Introduit devant Bernadotte, l’exilé lui. exposa qu’il était parvenu à convaincre la cour de Vienne que Napoléon était son ennemi comme celui de toutes les anciennes dynasties, et que la paix était impossible en Europe sans un nouvel ordre de choses en France. Il assura qu’un parti nombreux, en France même, désirait le rétablissement des Bourbons, et il confirma cette vue par de curieux détails sur les intentions secrètes de certains cabinets. Bernadotte, en qui ces paroles soulevaient beaucoup de sentimens contraires, lui répondit qu’il honorait son dévouement et son courage, — que, dans le cas où de prochaines vicissitudes deviendraient favorables aux Bourbons, dans le cas où la nation française les rappellerait, il ne se reconnaîtrait pas le droit, quant à lui, d’agir à l’encontre.
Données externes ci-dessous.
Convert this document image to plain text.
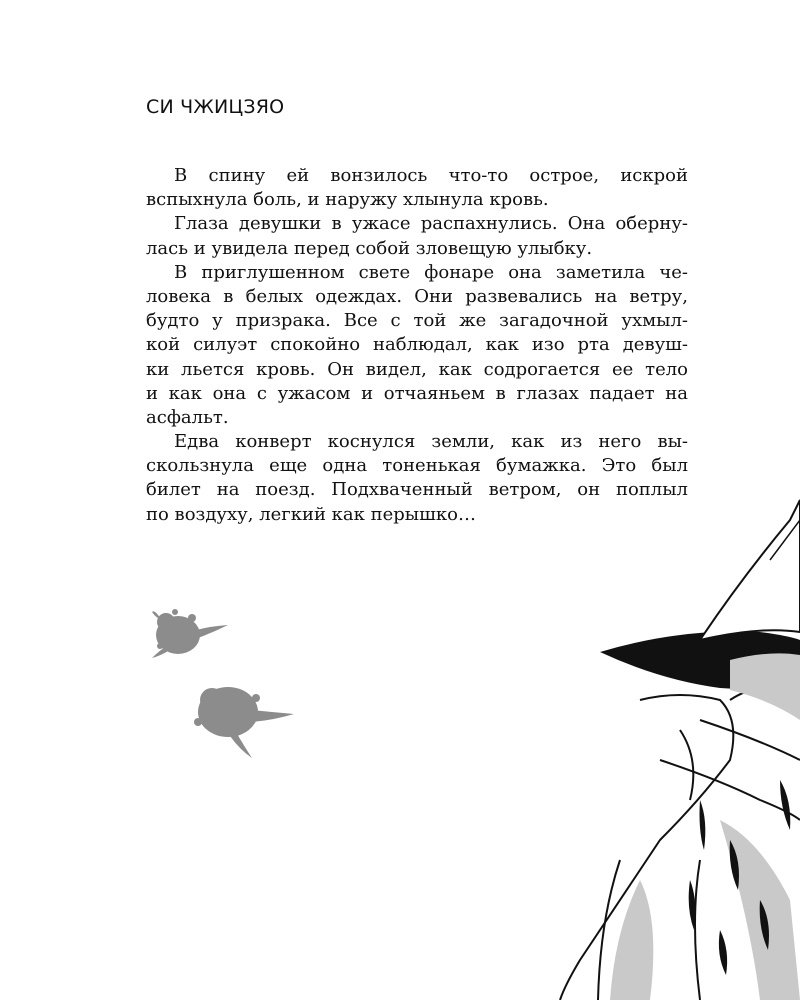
СИ ЧЖИЦЗЯО
В спину ей вонзилось что-то острое, искрой
вспыхнула боль, и наружу хлынула кровь.
Глаза девушки в ужасе распахнулись. Она оберну-
лась и увидела перед собой зловещую улыбку.
В приглушенном свете фонаре она заметила че-
ловека в белых одеждах. Они развевались на ветру,
будто у призрака. Все с той же загадочной ухмыл-
кой силуэт спокойно наблюдал, как изо рта девуш-
ки льется кровь. Он видел, как содрогается ее тело
и как она с ужасом и отчаяньем в глазах падает на
асфальт.
Едва конверт коснулся земли, как из него вы-
скользнула еще одна тоненькая бумажка. Это был
билет на поезд. Подхваченный ветром, он поплыл
по воздуху, легкий как перышко…
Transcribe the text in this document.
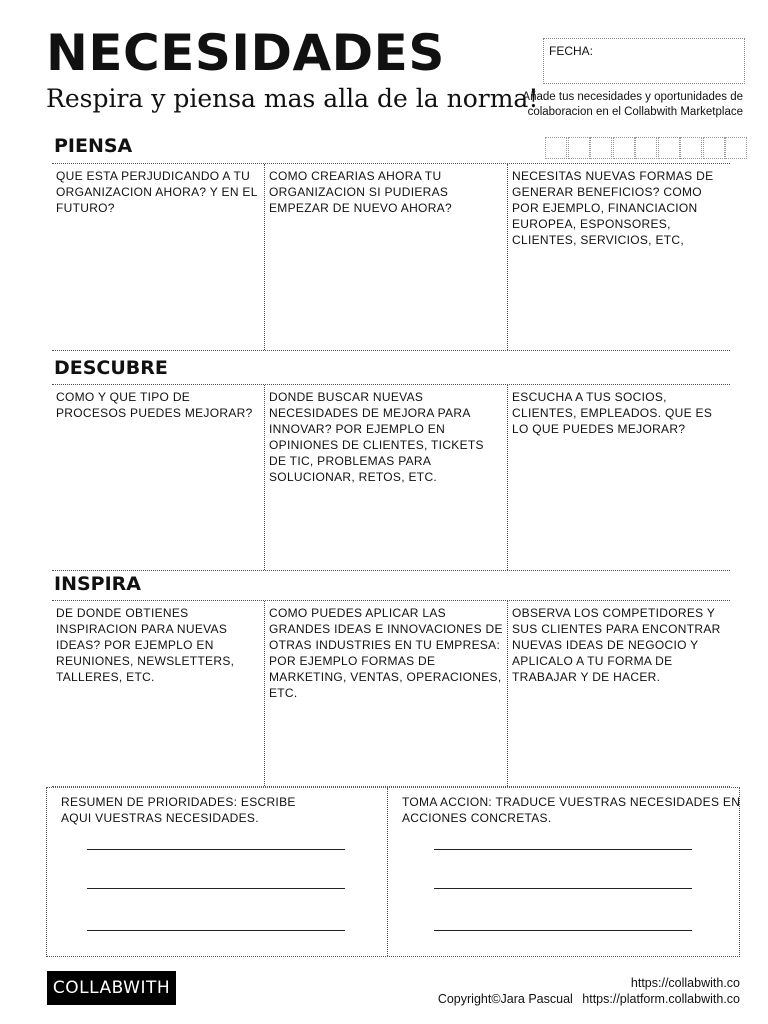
NECESIDADES
Respira y piensa mas alla de la norma!
FECHA:
Añade tus necesidades y oportunidades de colaboracion en el Collabwith Marketplace
PIENSA
QUE ESTA PERJUDICANDO A TU ORGANIZACION AHORA? Y EN EL FUTURO?
COMO CREARIAS AHORA TU ORGANIZACION SI PUDIERAS EMPEZAR DE NUEVO AHORA?
NECESITAS NUEVAS FORMAS DE GENERAR BENEFICIOS? COMO POR EJEMPLO, FINANCIACION EUROPEA, ESPONSORES, CLIENTES, SERVICIOS, ETC,
DESCUBRE
COMO Y QUE TIPO DE PROCESOS PUEDES MEJORAR?
DONDE BUSCAR NUEVAS NECESIDADES DE MEJORA PARA INNOVAR? POR EJEMPLO EN OPINIONES DE CLIENTES, TICKETS DE TIC, PROBLEMAS PARA SOLUCIONAR, RETOS, ETC.
ESCUCHA A TUS SOCIOS, CLIENTES, EMPLEADOS. QUE ES LO QUE PUEDES MEJORAR?
INSPIRA
DE DONDE OBTIENES INSPIRACION PARA NUEVAS IDEAS? POR EJEMPLO EN REUNIONES, NEWSLETTERS, TALLERES, ETC.
COMO PUEDES APLICAR LAS GRANDES IDEAS E INNOVACIONES DE OTRAS INDUSTRIES EN TU EMPRESA: POR EJEMPLO FORMAS DE MARKETING, VENTAS, OPERACIONES, ETC.
OBSERVA LOS COMPETIDORES Y SUS CLIENTES PARA ENCONTRAR NUEVAS IDEAS DE NEGOCIO Y APLICALO A TU FORMA DE TRABAJAR Y DE HACER.
RESUMEN DE PRIORIDADES: ESCRIBE AQUI VUESTRAS NECESIDADES.
TOMA ACCION: TRADUCE VUESTRAS NECESIDADES EN ACCIONES CONCRETAS.
COLLABWITH	https://collabwith.co
Copyright©Jara Pascual https://platform.collabwith.co
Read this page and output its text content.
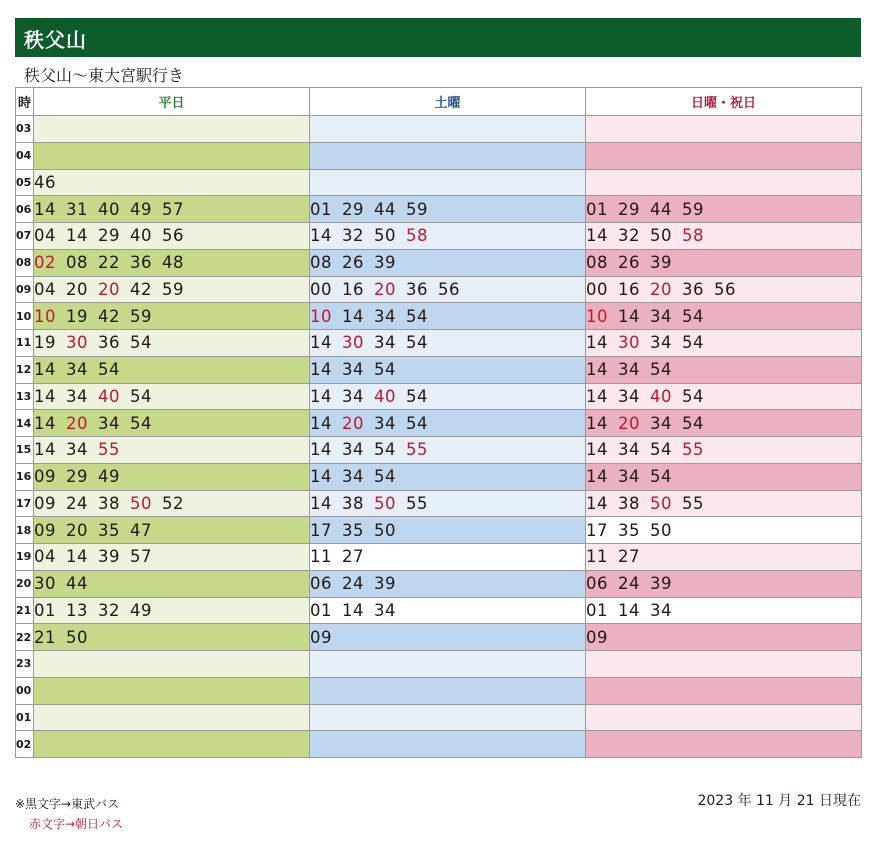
秩父山
秩父山〜東大宮駅行き
時	平日	土曜	日曜・祝日
03			
04			
05	46		
06	14 31 40 49 57	01 29 44 59	01 29 44 59
07	04 14 29 40 56	14 32 50 58	14 32 50 58
08	02 08 22 36 48	08 26 39	08 26 39
09	04 20 20 42 59	00 16 20 36 56	00 16 20 36 56
10	10 19 42 59	10 14 34 54	10 14 34 54
11	19 30 36 54	14 30 34 54	14 30 34 54
12	14 34 54	14 34 54	14 34 54
13	14 34 40 54	14 34 40 54	14 34 40 54
14	14 20 34 54	14 20 34 54	14 20 34 54
15	14 34 55	14 34 54 55	14 34 54 55
16	09 29 49	14 34 54	14 34 54
17	09 24 38 50 52	14 38 50 55	14 38 50 55
18	09 20 35 47	17 35 50	17 35 50
19	04 14 39 57	11 27	11 27
20	30 44	06 24 39	06 24 39
21	01 13 32 49	01 14 34	01 14 34
22	21 50	09	09
23			
00			
01			
02			
※黒文字→東武バス
赤文字→朝日バス
2023 年 11 月 21 日現在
Il le priait d’exprimer ces sentimens au comte de Lille, mais il ne lui dissimulait pas qu’il voyait pour cette cause peu de motifs certains d’espérance. Ce qu’il y avait de peu encourageant dans ces paroles fut toutefois corrigé par les assurances que les confidens du prince royal donnèrent au vicomte de Noailles concernant l’activité secrète de Bernadotte et le progrès de la coalition, et dès l’arrivée du vicomte auprès de ses maîtres, la petite cour d’Hartwell compta le prince, sinon pour un des siens, au moins pour un adversaire, le plus acharné peut-être, de l’ennemi commun.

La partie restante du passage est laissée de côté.